Se cambió rápidamente para alcanzar el grupo en el comedor. Los largos surtidores de alimentos no eran suficientes para las largas filas. Había dos  restaurantes. Buscó al hombre de la escalinata, pero no estaba, subió, visitó la piscina, estuvo en la proa y en la popa, pero no lo vio.

Paseó por las callejuelas estrellas y empedradas de Mykonos; visitó los vestigios del famoso puerto de Efeso en  Kusadasi; admiró los anaqueles de la Biblioteca de Celso y el Anfiteatro donde San Juan Evangelista escribió el apocalipsis en Patmos; caminó por las ruinas del Palacio del Rey Knosos y su hijo el Minotauro en Heraklion; ascendió hasta la parte más alta de la isla de los sueños, Santorini, gozó de sus casas blancas, sin techo, cortadas como en mágico pesebre, colocadas con mucho cuidado sobre los empedrados, aquí las parejas se aman bajo las estrellas, rodeada de olivares y macetas o en algún café al aire libre, admirando la bahía desde la cima,  lo buscó pero no estaba. 
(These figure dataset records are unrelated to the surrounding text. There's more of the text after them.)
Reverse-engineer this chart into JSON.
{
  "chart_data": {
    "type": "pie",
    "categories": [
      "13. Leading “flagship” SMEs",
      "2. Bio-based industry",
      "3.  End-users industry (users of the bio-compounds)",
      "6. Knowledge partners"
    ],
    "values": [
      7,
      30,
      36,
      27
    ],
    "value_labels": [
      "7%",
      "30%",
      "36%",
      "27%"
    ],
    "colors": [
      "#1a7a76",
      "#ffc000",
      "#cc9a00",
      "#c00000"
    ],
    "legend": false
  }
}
Regresaron al barco. En la noche asistió a la cena con el Capitán, las arañas centelleaban a lo largo y ancho del salón, contrastando con las sombras agazapadas debajo de las mesas. Las personas venían de un blanco impecable, faldas cortas y largas, velos, chales, tiras y profundos escotes. Las mesas ricamente ataviadas con manteles, cubiertos de plata, copas de diversas formas; servilletas  dobladas que sobresalían sobre la vajilla.

Los invitados iban llegando, uno a uno. Ella  estaba con una falda estrecha, una blusa sin tiras con reborde de encaje, largos aretes y collar de perlas que hacían juego. Sus compañeros también estaban de un vestir espectacular.

Se escuchó Zorba el griego. A la orquesta la acompañó un grupo de bailarines que hacía sonar el entablado. Ahí estaba él. Subían y bajaban doblando las rodillas, llevando los pies hacia adelante. La música seguía sonando. En un momento, bajaron a buscar pareja. El la buscó, ella sintió su brazo  que la rodeaba. Todo los envolvió en un frenesí. Solo quería disfrutar el momento, ella deleitarse con un dios griego que bajó del Olimpo a verla.

Amó a Grecia, amó su historia y lo amó a él. Las luces cayeron, se alejó sin despedirse para no comenzar a sentir su ausencia.

Volvió a su país iluminada de una magia inolvidable que la hizo  plena en la ciudad de los dioses.